A l’occasion de la commémoration des 200 ans de la naissance de Charles Baudelaire, notons plusieurs livres parus autour de ce poète à compter parmi les plus emblématiques de la poésie française… même s'il n’écrivit finalement pas énormément de vers en dehors de ses célèbres Fleurs du mal (1857).
La collection de poche de Gallimard, Folio, réédite ce chef-d’œuvre littéraire dans une version inhabituelle, sans commentaire ni annotations, mais illustrée de photographies florales par Mathieu Trautmann. Reliure cousue, couverture semi-rigide, typographie anguleuse, vintage et argentée (un côté Dr. Calligari). Ces particularités teintent la (re)lecture de ce classique d’une atmosphère délicatement dérangeante, "gothique", presque vampirique.
Au même format, mais dans une présentation plus habituelle et à petit prix, Folio propose aussi De l’essence du rire (et autres textes), où on découvre Baudelaire critique d’art, commentant les réalisations de caricaturistes qui lui sont contemporains, tels Daumier, Gavarni, Hogarth ou encore Grandville… qu’il n’épargne pas ! La personnalité volontiers acerbe, provocatrice, souvent détestable qu'il affiche donne d’autant plus de crédit à une biographie romancée et truculente que lui consacre Jean Teulé. Elle s'intitule Crénom, Baudelaire !, en référence à la seule exclamation que le poète était encore capable d'articuler avant de rendre l'âme, et c'est paru aux éditions Miallet-Barrault. Une très bonne version en livre audio, lue par l'acteur Dominique Pinon, a quant à elle été publiée par Gallimard.
Ancien journaliste, bédéiste et actuellement écrivain, Teulé n’en est pas à son premier coup d’essai dans ce type d’exercice, puisqu'il a déjà consacré des bouquins à Rimbaud, Verlaine ou encore Villon… Les puristes reprocheront au romancier d’encore une fois forcer le trait pour donner à son sujet un parfum de scandale contemporain. Mais à la fois, les éléments sulfureux véridiques ne manquent pas dans la vie de Baudelaire, véritable punk avant la lettre, excentrique dans ses looks, excessif dans sa consommation de drogues, pervers dans ses rapports avec les femmes. Jean Teulé s'empare de ces éléments et comble bien sûr les trous de l’Histoire avec des scènes à l'avenant. Celles-ci ont donc possiblement existé, cohérentes avec les documents d'archives et témoignages dont nous disposons, mais sont quand même issues de son imagination. Et l'imagination de Teulé se délecte de ce qui est outrancier, drôle et grinçant. Il restitue de manière très crédible la personnalité aussi haute en couleurs que peu affable de Charles Baudelaire, au point que, comme ses amis, on s’y attache, par curiosité ou par pitié. Et puis il y a la non-moins importante réinvention de Jeanne Duval, cette métisse dont on ne sait pratiquement rien, sinon qu'elle fût sa muse et compagne... avec qui tout fût compliqué et évidemment rien ne pût être officialisé.
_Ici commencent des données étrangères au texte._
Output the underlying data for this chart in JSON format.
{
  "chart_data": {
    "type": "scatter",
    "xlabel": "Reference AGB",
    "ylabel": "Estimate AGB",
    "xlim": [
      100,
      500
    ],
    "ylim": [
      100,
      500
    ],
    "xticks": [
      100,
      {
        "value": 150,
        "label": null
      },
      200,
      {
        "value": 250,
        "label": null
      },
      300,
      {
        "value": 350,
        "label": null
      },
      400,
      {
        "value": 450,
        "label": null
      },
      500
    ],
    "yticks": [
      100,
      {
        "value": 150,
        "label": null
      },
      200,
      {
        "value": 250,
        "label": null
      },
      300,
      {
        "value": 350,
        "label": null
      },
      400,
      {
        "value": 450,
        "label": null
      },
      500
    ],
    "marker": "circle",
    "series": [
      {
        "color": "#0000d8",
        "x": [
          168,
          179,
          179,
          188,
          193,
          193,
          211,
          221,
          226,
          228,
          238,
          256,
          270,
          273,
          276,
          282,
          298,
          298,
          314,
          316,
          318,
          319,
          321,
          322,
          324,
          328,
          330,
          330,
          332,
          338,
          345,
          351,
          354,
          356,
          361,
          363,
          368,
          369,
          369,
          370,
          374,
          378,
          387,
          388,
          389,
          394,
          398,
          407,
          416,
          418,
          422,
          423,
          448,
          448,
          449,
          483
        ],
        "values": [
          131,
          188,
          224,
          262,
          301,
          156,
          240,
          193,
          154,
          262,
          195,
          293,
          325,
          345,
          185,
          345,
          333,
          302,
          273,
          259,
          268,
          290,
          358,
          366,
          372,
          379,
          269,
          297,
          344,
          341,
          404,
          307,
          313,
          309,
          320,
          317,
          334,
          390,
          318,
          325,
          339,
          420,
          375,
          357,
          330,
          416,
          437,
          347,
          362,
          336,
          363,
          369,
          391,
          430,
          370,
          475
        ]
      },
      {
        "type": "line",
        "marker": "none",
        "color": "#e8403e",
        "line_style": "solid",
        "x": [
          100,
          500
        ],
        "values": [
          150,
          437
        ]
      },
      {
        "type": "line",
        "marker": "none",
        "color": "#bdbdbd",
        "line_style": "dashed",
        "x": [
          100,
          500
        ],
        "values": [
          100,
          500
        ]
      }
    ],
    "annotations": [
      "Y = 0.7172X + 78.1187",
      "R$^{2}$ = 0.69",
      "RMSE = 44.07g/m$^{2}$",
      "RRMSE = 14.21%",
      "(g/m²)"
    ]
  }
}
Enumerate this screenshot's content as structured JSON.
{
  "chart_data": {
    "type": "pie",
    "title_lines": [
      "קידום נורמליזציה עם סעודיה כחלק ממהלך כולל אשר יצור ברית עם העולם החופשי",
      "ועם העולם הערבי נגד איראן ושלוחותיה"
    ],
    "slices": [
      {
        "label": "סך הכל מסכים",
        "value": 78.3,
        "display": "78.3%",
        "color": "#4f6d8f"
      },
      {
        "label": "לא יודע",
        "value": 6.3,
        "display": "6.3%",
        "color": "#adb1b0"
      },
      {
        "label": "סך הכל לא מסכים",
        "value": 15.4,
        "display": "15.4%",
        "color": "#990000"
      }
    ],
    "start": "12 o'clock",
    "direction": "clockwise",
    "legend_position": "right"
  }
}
Dans un autre ouvrage, une bande dessinée cette fois, Bernard Yslaire lui aussi se penche sur cette idylle, rendant - dès le titre - justice à cette dame qui inspira tant de poèmes puissants. Celle qui est surnommée ici Mademoiselle Baudelaire semble particulièrement stimuler le créateur de Sambre et du Siècle d’Eva. Jeanne Duval revêt ici une identité différente, moins ingrate, que la vision qu'en donne le roman Crénom, Baudelaire !. Contrairement à Teulé aussi, Yslaire n'use d'aucun humour - ni noir, ni jaune - mais bien de ce don, une fois de plus, de magnifier un amour tragique et des vies sordides grâce à la sensualité (torride), l'esprit romantique (au sens littéraire) et la beauté formelle de ses pages.
Mademoiselle Baudelaire est édité dans la collection Aire Libre des éditions Dupuis.